The logformat.txt file describes the variables that I find of interest and that I want to use for my analysis.

  • Listing of logformat.txt
\n
%{url_effective}\t%{http_code}\t%{content_type}\t%{time_total}\t%{time_lookup}\t /
	%{time_connect}\t%{time_starttransfer}\t{size_download}\n
\n

These variables are defined as:

  • url_effective: URL used to make the final request, especially when following re-directions
  • http_code: HTTP code returned by the server when delivering the final HTML page requested
  • content_type: MIME type returned in the final HTML request
  • time_total: Total time for the transfer to complete
  • time_lookup: Time from start of transfer until DNS Lookup complete
  • time_connect: Time from start of transfer until TCP connection complete
  • time_starttransfer: Time from start of transfer until data begins to be returned from the server
  • size_download: Total number of bytes transferred, excluding headers

As time_connect and time_starttransfer are cumulative from the beginning of the transfer, you have to do some math to come up with the actual values.
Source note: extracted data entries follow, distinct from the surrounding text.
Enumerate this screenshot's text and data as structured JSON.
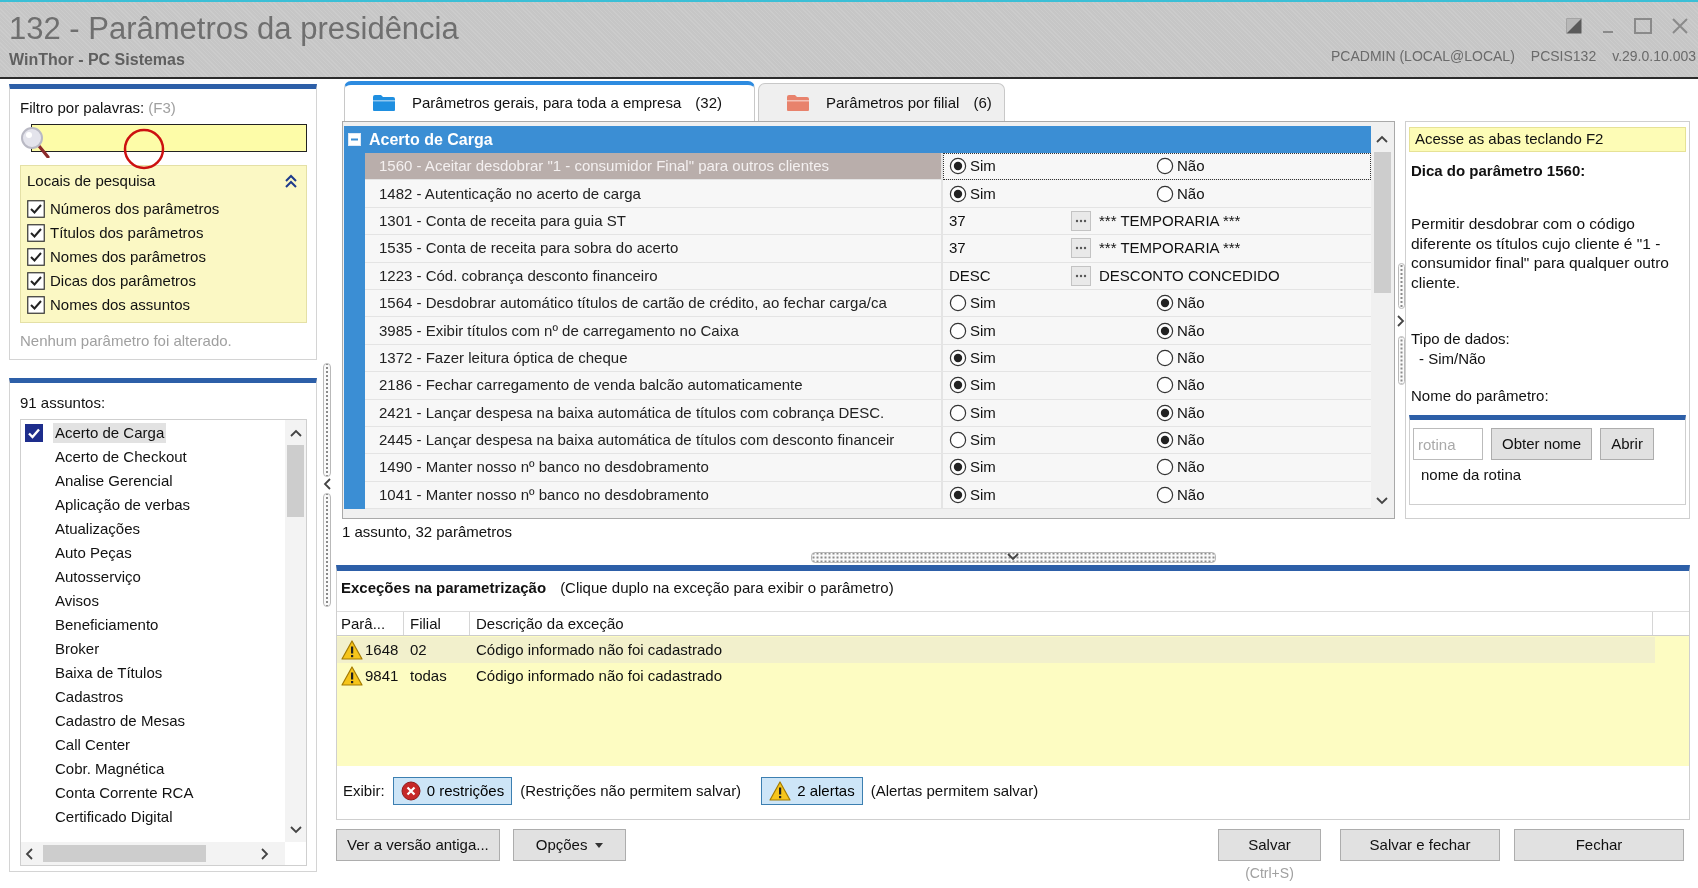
{
  "window": {
    "title": "132 - Parâmetros da presidência",
    "app": "WinThor - PC Sistemas",
    "user": "PCADMIN (LOCAL@LOCAL)",
    "program": "PCSIS132",
    "version": "v.29.0.10.003"
  },
  "filter": {
    "label": "Filtro por palavras:",
    "shortcut": "(F3)",
    "locations": {
      "title": "Locais de pesquisa",
      "expanded": true,
      "options": [
        {
          "label": "Números dos parâmetros",
          "checked": true
        },
        {
          "label": "Títulos dos parâmetros",
          "checked": true
        },
        {
          "label": "Nomes dos parâmetros",
          "checked": true
        },
        {
          "label": "Dicas dos parâmetros",
          "checked": true
        },
        {
          "label": "Nomes dos assuntos",
          "checked": true
        }
      ]
    },
    "status": "Nenhum parâmetro foi alterado."
  },
  "subjects": {
    "count": "91 assuntos:",
    "items": [
      {
        "label": "Acerto de Carga",
        "selected": true
      },
      {
        "label": "Acerto de Checkout",
        "selected": false
      },
      {
        "label": "Analise Gerencial",
        "selected": false
      },
      {
        "label": "Aplicação de verbas",
        "selected": false
      },
      {
        "label": "Atualizações",
        "selected": false
      },
      {
        "label": "Auto Peças",
        "selected": false
      },
      {
        "label": "Autosserviço",
        "selected": false
      },
      {
        "label": "Avisos",
        "selected": false
      },
      {
        "label": "Beneficiamento",
        "selected": false
      },
      {
        "label": "Broker",
        "selected": false
      },
      {
        "label": "Baixa de Títulos",
        "selected": false
      },
      {
        "label": "Cadastros",
        "selected": false
      },
      {
        "label": "Cadastro de Mesas",
        "selected": false
      },
      {
        "label": "Call Center",
        "selected": false
      },
      {
        "label": "Cobr. Magnética",
        "selected": false
      },
      {
        "label": "Conta Corrente RCA",
        "selected": false
      },
      {
        "label": "Certificado Digital",
        "selected": false
      }
    ]
  },
  "tabs": [
    {
      "label": "Parâmetros gerais, para toda a empresa",
      "count": "(32)",
      "selected": true,
      "color": "#1f8fe0"
    },
    {
      "label": "Parâmetros por filial",
      "count": "(6)",
      "selected": false,
      "color": "#e8826c"
    }
  ],
  "parameters": {
    "group": {
      "title": "Acerto de Carga",
      "expanded": true
    },
    "rows": [
      {
        "kind": "yesno",
        "label": "1560 - Aceitar desdobrar \"1 - consumidor Final\" para outros clientes",
        "selected": true,
        "options": [
          {
            "label": "Sim",
            "selected": true
          },
          {
            "label": "Não",
            "selected": false
          }
        ]
      },
      {
        "kind": "yesno",
        "label": "1482 - Autenticação no acerto de carga",
        "selected": false,
        "options": [
          {
            "label": "Sim",
            "selected": true
          },
          {
            "label": "Não",
            "selected": false
          }
        ]
      },
      {
        "kind": "lookup",
        "label": "1301 - Conta de receita para guia ST",
        "selected": false,
        "value": "37",
        "description": "*** TEMPORARIA ***"
      },
      {
        "kind": "lookup",
        "label": "1535 - Conta de receita para sobra do acerto",
        "selected": false,
        "value": "37",
        "description": "*** TEMPORARIA ***"
      },
      {
        "kind": "lookup",
        "label": "1223 - Cód. cobrança desconto financeiro",
        "selected": false,
        "value": "DESC",
        "description": "DESCONTO CONCEDIDO"
      },
      {
        "kind": "yesno",
        "label": "1564 - Desdobrar automático títulos de cartão de crédito, ao fechar carga/ca",
        "selected": false,
        "options": [
          {
            "label": "Sim",
            "selected": false
          },
          {
            "label": "Não",
            "selected": true
          }
        ]
      },
      {
        "kind": "yesno",
        "label": "3985 - Exibir títulos com nº de carregamento no Caixa",
        "selected": false,
        "options": [
          {
            "label": "Sim",
            "selected": false
          },
          {
            "label": "Não",
            "selected": true
          }
        ]
      },
      {
        "kind": "yesno",
        "label": "1372 - Fazer leitura óptica de cheque",
        "selected": false,
        "options": [
          {
            "label": "Sim",
            "selected": true
          },
          {
            "label": "Não",
            "selected": false
          }
        ]
      },
      {
        "kind": "yesno",
        "label": "2186 - Fechar carregamento de venda balcão automaticamente",
        "selected": false,
        "options": [
          {
            "label": "Sim",
            "selected": true
          },
          {
            "label": "Não",
            "selected": false
          }
        ]
      },
      {
        "kind": "yesno",
        "label": "2421 - Lançar despesa na baixa automática de títulos com cobrança DESC.",
        "selected": false,
        "options": [
          {
            "label": "Sim",
            "selected": false
          },
          {
            "label": "Não",
            "selected": true
          }
        ]
      },
      {
        "kind": "yesno",
        "label": "2445 - Lançar despesa na baixa automática de títulos com desconto financeir",
        "selected": false,
        "options": [
          {
            "label": "Sim",
            "selected": false
          },
          {
            "label": "Não",
            "selected": true
          }
        ]
      },
      {
        "kind": "yesno",
        "label": "1490 - Manter nosso nº banco no desdobramento",
        "selected": false,
        "options": [
          {
            "label": "Sim",
            "selected": true
          },
          {
            "label": "Não",
            "selected": false
          }
        ]
      },
      {
        "kind": "yesno",
        "label": "1041 - Manter nosso nº banco no desdobramento",
        "selected": false,
        "options": [
          {
            "label": "Sim",
            "selected": true
          },
          {
            "label": "Não",
            "selected": false
          }
        ]
      }
    ]
  },
  "summary": "1 assunto, 32 parâmetros",
  "hint": {
    "tip": "Acesse as abas teclando F2",
    "title": "Dica do parâmetro 1560:",
    "text": "Permitir desdobrar com o código diferente os títulos cujo cliente é \"1 - consumidor final\" para qualquer outro cliente.",
    "data_type_label": "Tipo de dados:",
    "data_type": "- Sim/Não",
    "name_label": "Nome do parâmetro:",
    "name_placeholder": "rotina",
    "buttons": [
      "Obter nome",
      "Abrir"
    ],
    "routine_name": "nome da rotina"
  },
  "exceptions": {
    "title": "Exceções na parametrização",
    "note": "(Clique duplo na exceção para exibir o parâmetro)",
    "columns": [
      "Parâ...",
      "Filial",
      "Descrição da exceção"
    ],
    "rows": [
      {
        "kind": "alert",
        "parameter": "1648",
        "branch": "02",
        "description": "Código informado não foi cadastrado",
        "selected": true
      },
      {
        "kind": "alert",
        "parameter": "9841",
        "branch": "todas",
        "description": "Código informado não foi cadastrado",
        "selected": false
      }
    ],
    "show_label": "Exibir:",
    "filters": [
      {
        "kind": "restriction",
        "label": "0 restrições",
        "note": "(Restrições não permitem salvar)",
        "on": true
      },
      {
        "kind": "alert",
        "label": "2 alertas",
        "note": "(Alertas permitem salvar)",
        "on": true
      }
    ]
  },
  "footer": {
    "left": [
      {
        "label": "Ver a versão antiga...",
        "kind": "plain"
      },
      {
        "label": "Opções",
        "kind": "menu"
      }
    ],
    "right": [
      {
        "label": "Salvar",
        "shortcut": "(Ctrl+S)"
      },
      {
        "label": "Salvar e fechar"
      },
      {
        "label": "Fechar"
      }
    ]
  }
}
TCP Connection Time = time_connecttime_lookup
Time First Byte = time_starttransfertime_connect
Redirection Time = time_totaltime_starttransfer

If you are familiar with cURL, you may wonder why I have chosen not to write the output to a file using the -o <file> option. It appears that this option only records the output for the first file requested, even in a large list of files. I prefer to use the following command to start the test and then post-process the results using grep.

$ curl -K test_config.txt >> output_raw_1.txt
[...lines and lines of output...]
$ grep -i -r "^http://www.foobar.com/.*$" output_raw_1.txt >> output_processed_1.txt

And voila! You now have a tab delimited file you can drop into your favorite spreadsheet program to generate the necessary statistics.